Mozart à l'Américaine, Le Nozze di Figaro vues par James Gray

Théâtre des Champs-Élysées, Le nozze du FIogaro. Photographie © Vincent Pontet.

Les chefs-d’œuvre, c’est bien connu, se portent tout seuls. Tant mieux pour James Gray qui sans doute l’a bien compris et a laissé la musique de Mozart prendre en charge la Folle Journée de Beaumarchais, génialement relue par Da Ponte. À tout prendre, c’est un moindre mal. Un décor construit « réaliste », fonctionnel mais pas très esthétique, comme on n'en fait plus chez nous depuis vingt ans (quatre en fait dont celui du troisième acte dans un style plutôt Art-Déco), de beaux costumes XVIIIe avec une petite touche espagnole (c’est du Christian Lacroix tout de même), quelques trivialités qui font modernes et pas mal de contresens : l’occorrente que va prendre le comte pour ouvrir le cabinet où se cache Cherubino n’est pas un pied-de-biche, mais une tenaille et un marteau. Le comte d’Almaviva n’est pas un vulgaire cambrioleur mais un Grand d’Espagne et bien que chauve il ne devrait pas se promener sans perruque. Ce n’est pas un soudard non plus et il n’a aucune raison de violer sa propre femme quand il la croit infidèle et qu’elle ne demande de toute façon qu’à se donner à lui. Quitte à être littéral, il faudrait essayer de comprendre l’époque. Il est bien difficile de distinguer dans cette mise en scène efficace mais peu subtile ce que le cinéaste a bien pu apporter de personnel, sinon peut-être cette touche d'humour un peu appuyée qui faisait glousser toutes les trois minutes une spectatrice enchantée derrière nous. Sa direction d’acteurs ne se voit guère et laisse plutôt l’impression que ce sont les chanteurs qui ont adapté leurs personnages à leur personnalité. Il est vrai qu'il débutait à l'opéra et qu'il a affirmé lui-même que les Noces n'étaient pas vraiment sa tasse de thé et qu'il aurait préféré un Don Giovanni.
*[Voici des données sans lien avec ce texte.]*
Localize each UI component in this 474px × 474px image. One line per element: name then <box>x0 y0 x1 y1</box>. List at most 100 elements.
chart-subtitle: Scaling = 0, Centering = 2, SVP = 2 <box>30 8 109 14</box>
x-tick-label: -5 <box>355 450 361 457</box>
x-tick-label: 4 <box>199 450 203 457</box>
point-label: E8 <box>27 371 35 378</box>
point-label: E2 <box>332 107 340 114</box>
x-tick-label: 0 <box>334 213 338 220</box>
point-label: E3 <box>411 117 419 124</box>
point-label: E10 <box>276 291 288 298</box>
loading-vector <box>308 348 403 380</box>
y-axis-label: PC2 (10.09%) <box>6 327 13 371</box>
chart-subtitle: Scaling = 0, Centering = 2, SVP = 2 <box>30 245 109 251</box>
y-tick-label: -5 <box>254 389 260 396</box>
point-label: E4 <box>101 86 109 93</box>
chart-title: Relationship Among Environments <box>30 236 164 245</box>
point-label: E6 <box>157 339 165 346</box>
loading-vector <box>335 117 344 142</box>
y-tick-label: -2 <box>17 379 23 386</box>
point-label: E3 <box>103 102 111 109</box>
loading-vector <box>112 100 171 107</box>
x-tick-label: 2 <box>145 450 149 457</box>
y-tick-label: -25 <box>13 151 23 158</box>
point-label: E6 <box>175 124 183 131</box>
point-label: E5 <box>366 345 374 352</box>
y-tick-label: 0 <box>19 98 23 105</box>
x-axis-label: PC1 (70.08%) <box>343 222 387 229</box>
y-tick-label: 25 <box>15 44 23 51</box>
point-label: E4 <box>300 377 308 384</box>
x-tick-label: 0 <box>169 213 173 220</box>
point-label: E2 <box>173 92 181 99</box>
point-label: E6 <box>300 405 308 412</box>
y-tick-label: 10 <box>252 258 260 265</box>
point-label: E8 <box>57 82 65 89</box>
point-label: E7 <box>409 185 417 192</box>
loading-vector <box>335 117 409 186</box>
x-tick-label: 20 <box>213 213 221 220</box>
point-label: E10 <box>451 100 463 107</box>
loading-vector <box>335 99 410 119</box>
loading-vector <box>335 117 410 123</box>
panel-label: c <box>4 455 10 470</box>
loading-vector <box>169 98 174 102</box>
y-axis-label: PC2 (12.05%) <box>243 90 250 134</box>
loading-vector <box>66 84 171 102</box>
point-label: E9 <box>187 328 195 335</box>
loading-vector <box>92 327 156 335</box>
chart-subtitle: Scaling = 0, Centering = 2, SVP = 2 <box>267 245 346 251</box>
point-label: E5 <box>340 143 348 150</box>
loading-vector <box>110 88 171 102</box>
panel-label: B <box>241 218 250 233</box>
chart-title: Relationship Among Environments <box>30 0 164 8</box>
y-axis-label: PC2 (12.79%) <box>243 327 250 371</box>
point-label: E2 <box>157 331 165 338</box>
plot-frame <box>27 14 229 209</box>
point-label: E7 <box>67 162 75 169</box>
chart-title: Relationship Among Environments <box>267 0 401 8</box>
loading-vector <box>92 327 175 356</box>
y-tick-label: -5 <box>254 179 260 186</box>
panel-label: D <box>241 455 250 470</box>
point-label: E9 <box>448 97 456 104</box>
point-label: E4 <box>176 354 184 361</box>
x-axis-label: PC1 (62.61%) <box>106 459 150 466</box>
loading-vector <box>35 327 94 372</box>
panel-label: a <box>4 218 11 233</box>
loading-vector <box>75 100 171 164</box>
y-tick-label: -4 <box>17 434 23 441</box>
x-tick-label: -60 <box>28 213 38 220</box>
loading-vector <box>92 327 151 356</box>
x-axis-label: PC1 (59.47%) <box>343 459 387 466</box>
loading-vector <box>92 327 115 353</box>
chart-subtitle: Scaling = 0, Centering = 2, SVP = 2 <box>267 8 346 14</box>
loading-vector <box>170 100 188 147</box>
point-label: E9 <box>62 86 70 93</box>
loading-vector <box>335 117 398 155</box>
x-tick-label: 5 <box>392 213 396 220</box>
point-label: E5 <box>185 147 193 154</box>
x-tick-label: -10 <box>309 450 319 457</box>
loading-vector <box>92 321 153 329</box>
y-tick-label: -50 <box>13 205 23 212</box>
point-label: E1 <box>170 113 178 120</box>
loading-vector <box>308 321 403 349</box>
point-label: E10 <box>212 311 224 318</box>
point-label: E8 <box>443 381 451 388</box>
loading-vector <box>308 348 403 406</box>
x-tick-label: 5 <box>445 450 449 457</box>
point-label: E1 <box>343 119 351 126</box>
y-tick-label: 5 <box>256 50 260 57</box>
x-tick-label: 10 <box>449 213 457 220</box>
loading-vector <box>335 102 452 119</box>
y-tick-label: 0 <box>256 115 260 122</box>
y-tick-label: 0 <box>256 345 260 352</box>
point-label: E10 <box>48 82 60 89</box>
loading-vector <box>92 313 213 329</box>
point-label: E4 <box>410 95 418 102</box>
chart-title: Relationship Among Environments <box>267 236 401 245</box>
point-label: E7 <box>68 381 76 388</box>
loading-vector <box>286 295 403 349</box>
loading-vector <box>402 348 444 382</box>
Théâtre des Champs-Élysées, Le nozze du FIogaro. Photographie © Vincent Pontet.

Jérémie Rhorer, lui, connaît bien son Mozart et ses Noces. Il les a déjà dirigées, notamment à Aix en 2012. C’est souvent un peu vite et a l’inconvénient de ne pas laisser aux chanteurs le temps de donner de la voix mais globalement cela fonctionne et suffit à mouvoir le plateau.

Du côté de la distribution, une fois n’est pas coutume, on saluera d’abord d'excellents petits rôles, tous remarquablement caractérisés : l’Antonio de Matthieu Lécroart, le Basilio de Matthias Vidal, le Don Curzio de Rodolphe Briand, la Barbarina de Florie Valiquette et la Marcelline de Jennifer Larmore, hélas privée de son air du quatrième acte pour des raisons de timing sans doute. Dans le rôle-titre, Robert Gleadow manque de charme et ne chante pas suffisamment. Son baryton-basse pourtant bien timbré pâlit auprès de la basse colorée et puissante du Bartolo de Carlo Lepore dont la "Vendetta" est un exemple de style et d’articulation italienne. Remplaçant Sabine Devieilhe initialement prévue, Anna Aglatova ne pouvait que décevoir. Elle assure pourtant mais manque un rien de piquant et son air nocturne du dernier acte n’a pas cette touche extatique qui devrait nous élever au paradis du désir mozartien. Le Cherubino d’Éléonore Pancrazi, bien chantant, est un rien surjoué, mais c’est un peu la marque de fabrique de cette production. D’évidence, la Comtesse n’est pas un rôle pour Vannina Santoni. Si le médium charnu et chaleureux confère beaucoup de noblesse au personnage, notamment dans les récitatifs, dès que la tessiture s’élève, la chanteuse détimbre, perd la justesse et donne l’impression d’être sur le fil. C’est dommage car elle est scéniquement idéale d’élégance et de sobriété. Stéphane Degout est un Comte solide entièrement sur le versant autoritaire auquel on souhaiterait parfois un peu plus de nuances et de variété. Bref, un plateau de bon niveau, sinon absolument idéal et à qui au final le public de cette ultime représentation fait un triomphe.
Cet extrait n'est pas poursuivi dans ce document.